За непослушание отец бьет меня всем, что попадет ему под руку, и, когда входит во вкус, не может остановиться. Бьет меня, пока не устанет. Мать никогда не заступается за меня, лишь приходит ночью, чтобы смазать мои раны и напоить целебным бульоном. Раньше он заставлял меня задерживать мужчин в дороге, когда те возвращаются домой, пока он обманным путем ложился в постель с их женами. Я заманивала несчастных в лес или горы, путала их и одурманивала, и они, потерянные, плутали там по несколько дней. Изможденные мужья возвращались домой совсем без сил, и их жены не могли понять, что произошло! Бедняжки: утром провожаешь в поле бодрого, полного сил супруга, который ночью делил с тобой ложе, а спустя час муж возвращается домой изголодавшимся, в грязных, разорванных одеждах. Таким парам везло – оба супруга оставались живы. Только муж не подозревал, что спустя время у него рождался ребенок, в создании которого принимал участие не он, а хитрый кицунэ. Других же, в чьих женах он видел не только сосуд для рождения полукровок, но и усладу для своего искушенного сердца, отец с моей помощью делал вдовами и жил с ними под видом законного супруга до конца их дней. Век смертного слишком короток. Время в мире ёкаев, в Высокой Долине Небес, в Ёми и мире смертных течет по-разному. Пока бессмертный проживает миг, жизнь смертного обрывается, едва первый успевает моргнуть глазом. В Ёми же времени нет совсем. Даже у бессмертных оно течет быстрее, чем в Стране желтых вод. Моя мать почти не замечает отсутствие мужа, пока он проживает жизнь с одной из смертных.

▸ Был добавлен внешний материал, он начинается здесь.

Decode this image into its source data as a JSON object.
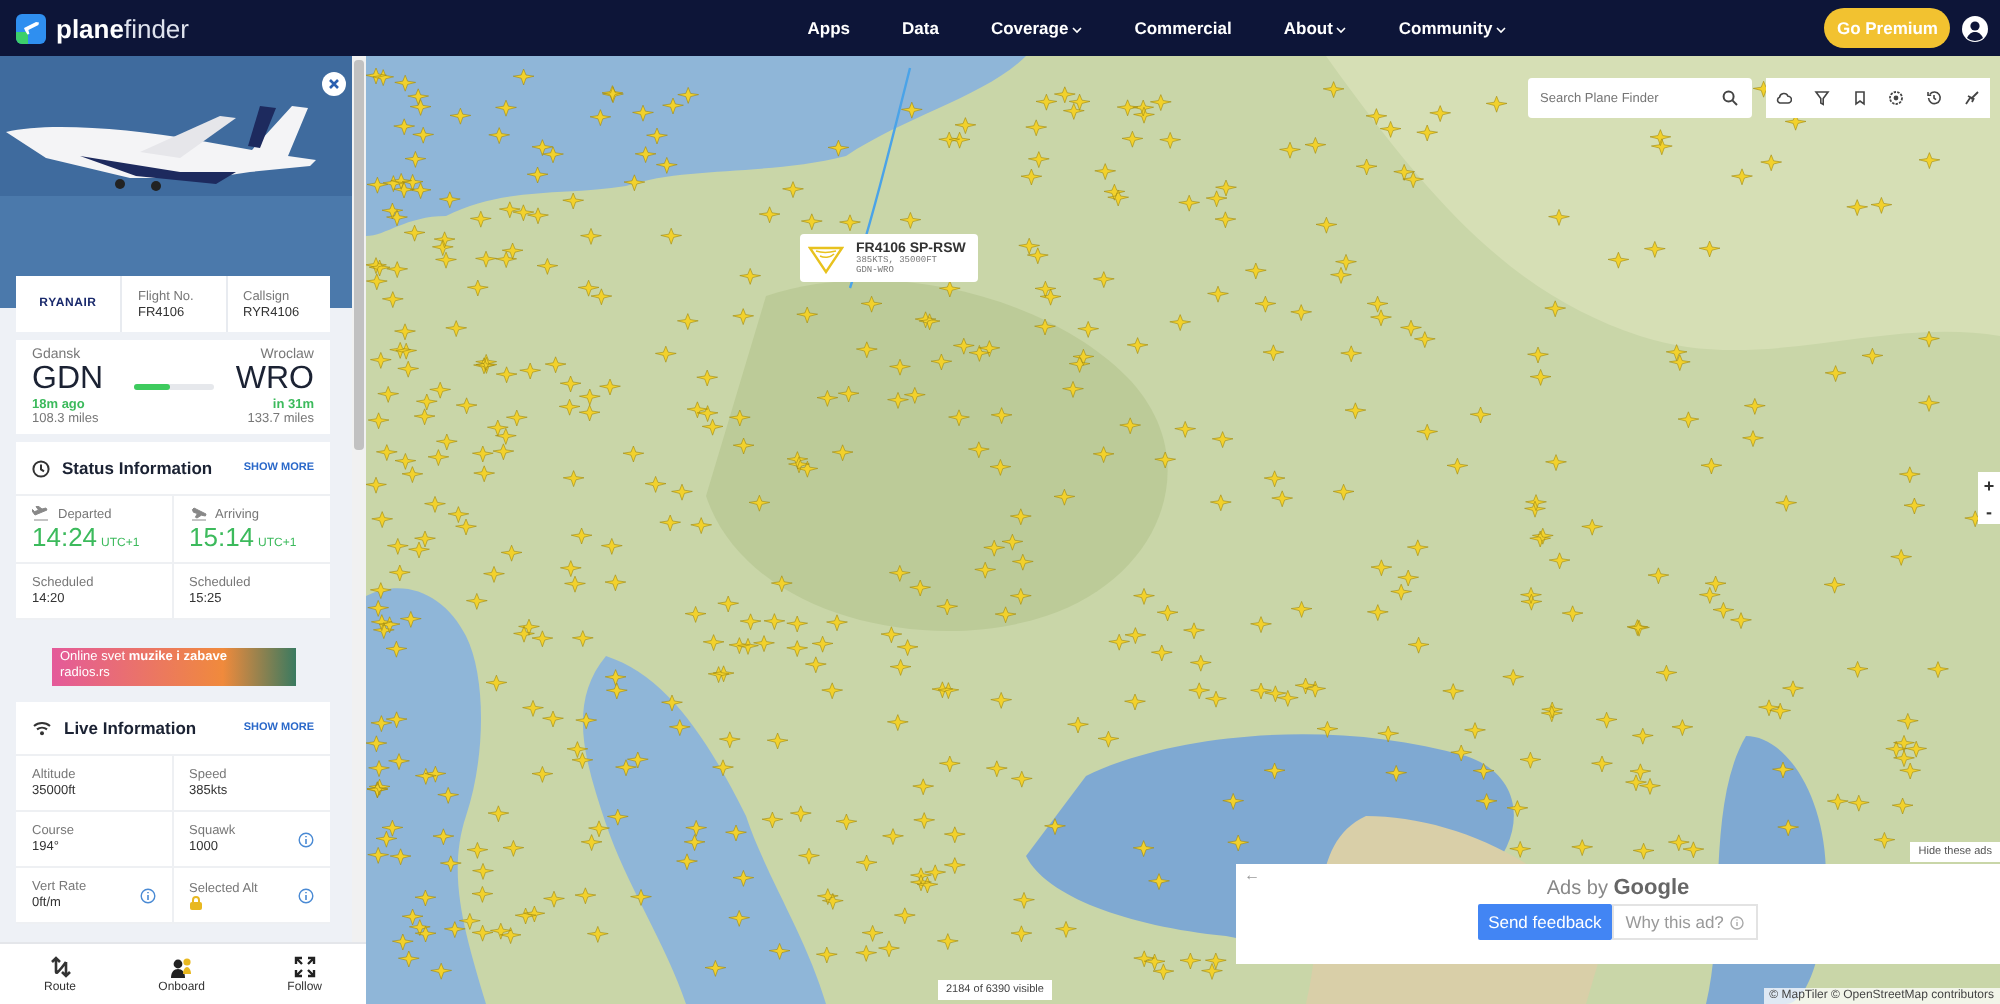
{
  "header": {
    "logo": "**plane**finder",
    "nav": [
      {
        "label": "Apps",
        "dropdown": false
      },
      {
        "label": "Data",
        "dropdown": false
      },
      {
        "label": "Coverage",
        "dropdown": true
      },
      {
        "label": "Commercial",
        "dropdown": false
      },
      {
        "label": "About",
        "dropdown": true
      },
      {
        "label": "Community",
        "dropdown": true
      }
    ],
    "premium": "Go Premium"
  },
  "flight": {
    "airline": "RYANAIR",
    "fields": [
      {
        "label": "Flight No.",
        "value": "FR4106"
      },
      {
        "label": "Callsign",
        "value": "RYR4106"
      }
    ]
  },
  "route": {
    "from_city": "Gdansk",
    "from_code": "GDN",
    "from_time": "18m ago",
    "from_dist": "108.3 miles",
    "to_city": "Wroclaw",
    "to_code": "WRO",
    "to_time": "in 31m",
    "to_dist": "133.7 miles",
    "level": 0.45
  },
  "status": {
    "title": "Status Information",
    "more": "SHOW MORE",
    "times": [
      {
        "label": "Departed",
        "time": "14:24",
        "zone": "UTC+1",
        "kind": "takeoff"
      },
      {
        "label": "Arriving",
        "time": "15:14",
        "zone": "UTC+1",
        "kind": "landing"
      }
    ],
    "scheduled": [
      {
        "label": "Scheduled",
        "value": "14:20"
      },
      {
        "label": "Scheduled",
        "value": "15:25"
      }
    ]
  },
  "ad_banner": {
    "text": "Online svet **muzike i zabave**",
    "site": "radios.rs"
  },
  "live": {
    "title": "Live Information",
    "more": "SHOW MORE",
    "fields": [
      {
        "label": "Altitude",
        "value": "35000ft",
        "info": false,
        "locked": false
      },
      {
        "label": "Speed",
        "value": "385kts",
        "info": false,
        "locked": false
      },
      {
        "label": "Course",
        "value": "194°",
        "info": false,
        "locked": false
      },
      {
        "label": "Squawk",
        "value": "1000",
        "info": true,
        "locked": false
      },
      {
        "label": "Vert Rate",
        "value": "0ft/m",
        "info": true,
        "locked": false
      },
      {
        "label": "Selected Alt",
        "info": true,
        "locked": true
      }
    ]
  },
  "bottom_nav": [
    {
      "label": "Route",
      "kind": "route"
    },
    {
      "label": "Onboard",
      "kind": "onboard"
    },
    {
      "label": "Follow",
      "kind": "follow"
    }
  ],
  "map": {
    "search_placeholder": "Search Plane Finder",
    "popup": {
      "title": "FR4106 SP-RSW",
      "detail": "385KTS, 35000FT",
      "route": "GDN-WRO"
    },
    "zoom": [
      "+",
      "-"
    ],
    "visible_count": "2184 of 6390 visible",
    "attribution": "© MapTiler © OpenStreetMap contributors",
    "ads": {
      "hide": "Hide these ads",
      "back": "←",
      "ads_by": "Ads by **Google**",
      "feedback": "Send feedback",
      "why": "Why this ad?"
    }
  }
}
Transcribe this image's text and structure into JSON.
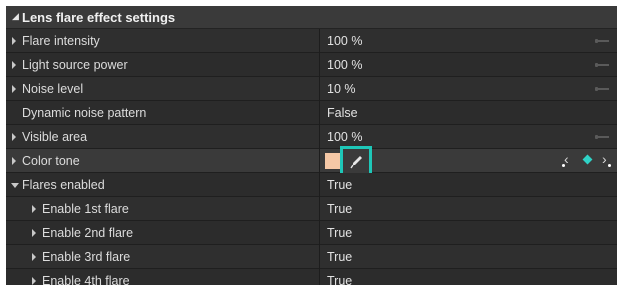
{
  "panel": {
    "title": "Lens flare effect settings",
    "accent_color": "#1ec7b8",
    "swatch_color": "#f5c8a6"
  },
  "rows": [
    {
      "label": "Flare intensity",
      "value": "100 %"
    },
    {
      "label": "Light source power",
      "value": "100 %"
    },
    {
      "label": "Noise level",
      "value": "10 %"
    },
    {
      "label": "Dynamic noise pattern",
      "value": "False"
    },
    {
      "label": "Visible area",
      "value": "100 %"
    },
    {
      "label": "Color tone",
      "value": ""
    },
    {
      "label": "Flares enabled",
      "value": "True"
    },
    {
      "label": "Enable 1st flare",
      "value": "True"
    },
    {
      "label": "Enable 2nd flare",
      "value": "True"
    },
    {
      "label": "Enable 3rd flare",
      "value": "True"
    },
    {
      "label": "Enable 4th flare",
      "value": "True"
    }
  ],
  "icons": {
    "header_collapse": "triangle-down-icon",
    "row_expand": "triangle-right-icon",
    "reset": "reset-slider-icon",
    "eyedropper": "eyedropper-icon",
    "prev_keyframe": "chevron-left-icon",
    "keyframe": "diamond-keyframe-icon",
    "next_keyframe": "chevron-right-icon"
  }
}
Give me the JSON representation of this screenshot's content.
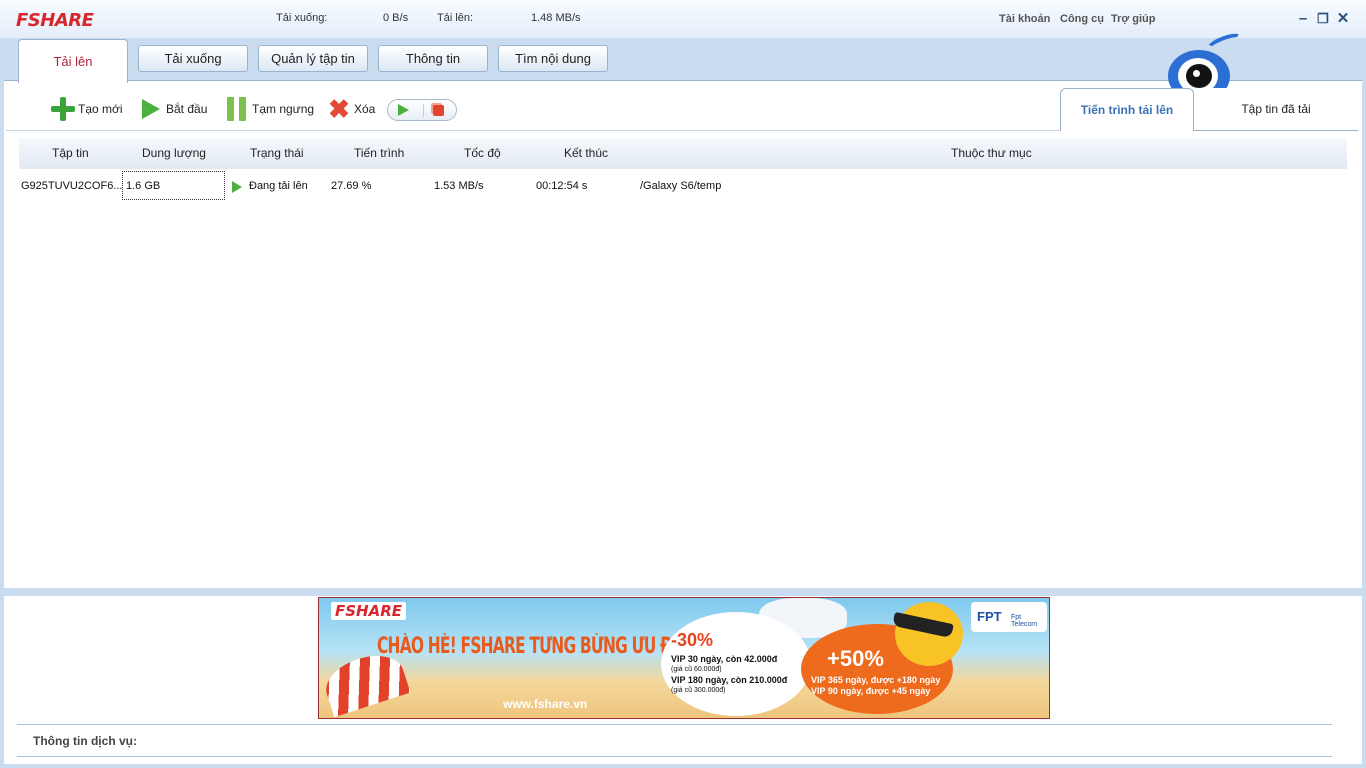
{
  "app": {
    "logo": "FSHARE",
    "stats": {
      "download_label": "Tải xuống:",
      "download_speed": "0 B/s",
      "upload_label": "Tải lên:",
      "upload_speed": "1.48 MB/s"
    },
    "menu": [
      "Tài khoản",
      "Công cụ",
      "Trợ giúp"
    ],
    "window_buttons": [
      "minimize-icon",
      "restore-icon",
      "close-icon"
    ]
  },
  "main_tabs": [
    "Tải lên",
    "Tải xuống",
    "Quản lý tập tin",
    "Thông tin",
    "Tìm nội dung"
  ],
  "toolbar": {
    "new_label": "Tạo mới",
    "start_label": "Bắt đầu",
    "pause_label": "Tạm ngưng",
    "delete_label": "Xóa"
  },
  "right_tabs": [
    "Tiến trình tải lên",
    "Tập tin đã tải"
  ],
  "table": {
    "columns": [
      "Tập tin",
      "Dung lượng",
      "Trạng thái",
      "Tiến trình",
      "Tốc độ",
      "Kết thúc",
      "Thuộc thư mục"
    ],
    "rows": [
      {
        "file": "G925TUVU2COF6...",
        "size": "1.6 GB",
        "status": "Đang tải lên",
        "progress": "27.69 %",
        "speed": "1.53 MB/s",
        "eta": "00:12:54 s",
        "folder": "/Galaxy S6/temp"
      }
    ]
  },
  "banner": {
    "logo": "FSHARE",
    "headline": "CHÀO HÈ! FSHARE TƯNG BỪNG ƯU ĐÃI",
    "url": "www.fshare.vn",
    "offer1": {
      "discount": "-30%",
      "line1": "VIP 30 ngày, còn 42.000đ",
      "line1_old": "(giá cũ 60.000đ)",
      "line2": "VIP 180 ngày, còn 210.000đ",
      "line2_old": "(giá cũ 300.000đ)"
    },
    "offer2": {
      "bonus": "+50%",
      "line1": "VIP 365 ngày, được +180 ngày",
      "line2": "VIP 90 ngày, được +45 ngày"
    },
    "partner": {
      "name": "FPT",
      "sub": "Fpt Telecom"
    }
  },
  "service": {
    "label": "Thông tin dịch vụ:"
  }
}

Последний раз отец приказал мне свести смертного с ума, чтобы он убил себя. Я выполнила отцовский наказ, но после возненавидела себя за это. Мне было жаль того несчастного. Он был красивым, добрым и не заслуживал жестокой смерти – мне было стыдно. Его звали Когими. Возвратившись к отцу, я никак не могла избавиться от воспоминаний о содеянном. Передо мной постоянно всплывал образ несчастного смертного и его безумный, наполненный ужасом взгляд. Я вновь и вновь видела одно и то же: красивое лицо Когими обезобразили предсмертные судороги, а из ран ручейками стекала кровь. Куда бы я ни направилась, меня повсюду преследовал его образ. Тогда я решила, что это было последнее убийство, которое отец совершает моими руками, и спустилась в Ёми, чтобы выпросить прощения у Когими. Попыталась загладить перед ним свою вину, пообещала лучшую жизнь в следующем перерождении и подарила судьбу императора. Скоро придет его время, и на свет появится будущий император Корэмицу и проживет свою лучшую жизнь.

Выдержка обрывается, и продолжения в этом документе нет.